To make ice cream, bring a pot of water to a boil. Turn off heat. Using an ice cream scoop, scoop up ice cream base, wiping off edges of utensil. Immerse ice cream scoop in hot water. When ice cream sets, gently displace it into the water, allowing to poach for about one minute (depending on size of scoop). Reheat water and repeat with remaining mixture.

Once set, drain ice cream briefly on a paper towel. Allow to cool somewhat before serving (ice cream will soften and "melt" as it cools and tempers).


Where to find it: For methylcellulose and other weird and wonderful culinary chemicals and ideas, visit www.dcduby.com. For an accurate scale, check out the "mini digital scale" at Source Electronics.

Blue Caesar Dressing

2 whole anchovy fillets packed in oil, drained and finely chopped
1 oz sharp Blue Cheese, such as Tiger Blue from Poplar Grove
5 whole cloves garlic, roasted in olive oil until soft
2 tsp garlic infused olive oil (from roasting)
1 tbs whole capers, coarsely chopped
1 tbs Port
1 cup good quality or home-made mayonnaise
2 dashes hot sauce (or to taste)
1 tsp freshly cracked black pepper (or to taste)
kosher or sea salt to taste

In a medium bowl, gently whisk together all ingredients, adjusting seasoning to taste. Serve over Romaine lettuce hearts and sprinkle with extra cracked black pepper and kosher or sea salt.



Where to find it: For Poplar Grove’s Tiger Blue, which is made in the style of a stilton and is also excellent served over a good steak, visit Okanagan Grocery, next to Cod Father’s in Kelowna’s Mission area. Or visit Poplar Grove’s website at www.poplargrove.ca/cheese. For those a little shy about blue, try their Naramata Bench Blue. A milder, creamier offering with only a hint of that characteristic stink.

Thin Crust Pizza Dough

3 1/2 cups all purpose flour, plus more for rolling out dough
2 tsp active dry yeast
2 tsp kosher or sea salt
2 tsp granulated sugar
1 1/3 cups warm water
1 tbs olive oil

In the bowl of an electric mixer fitted with the paddle attachment, combine flour, yeast, salt and sugar. Turn mixer on low and gradually add the water and olive oil until the dough comes together.
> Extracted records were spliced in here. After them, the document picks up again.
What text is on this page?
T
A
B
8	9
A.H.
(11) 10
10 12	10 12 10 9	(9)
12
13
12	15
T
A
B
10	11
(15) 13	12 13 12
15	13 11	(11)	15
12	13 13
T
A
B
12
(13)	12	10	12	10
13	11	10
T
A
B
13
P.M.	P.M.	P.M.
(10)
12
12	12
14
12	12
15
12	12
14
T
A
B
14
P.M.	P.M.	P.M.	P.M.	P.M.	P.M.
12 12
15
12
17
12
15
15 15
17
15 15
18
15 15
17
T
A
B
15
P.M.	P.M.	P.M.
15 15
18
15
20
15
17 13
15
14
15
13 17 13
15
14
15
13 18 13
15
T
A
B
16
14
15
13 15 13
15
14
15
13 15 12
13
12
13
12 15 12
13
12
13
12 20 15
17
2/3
Continue kneading on low for 8 to 10 minutes, until dough is smooth and elastic.

Transfer dough to a large, oiled bowl. Cover with plastic wrap or a clean, lint-free, tea towel, and set aside in a warm place to rise until doubled in size, about 2 hours.

To roll out the dough, punch down and divide into four equal balls. Place, one at a time, on a floured work surface and press down with your fingers, stretching it with your hands, until dough has doubled in width. Using a floured rolling pin, roll out until dough is 8 to 10-inches in diameter. Transfer to a hot pizza stone that’s been sprinkled with cornmeal to prevent sticking. Top with your favourite ingredients. Bake at 400F until done. Repeat with remaining balls.


Topping Suggestions

Caesar Pizza (pictured)
Generously brush pizza dough with garlic-infused olive oil. Top with whole roasted garlic cloves, anchovies, capers and provolone cheese.

Pizza Margherita
Brush dough with garlic-infused olive oil. Top with thinly-sliced Roma tomatoes and sliced mozzarella. Bake, then drizzle with olive oil, sprinkle with sea salt and garnish with fresh basil.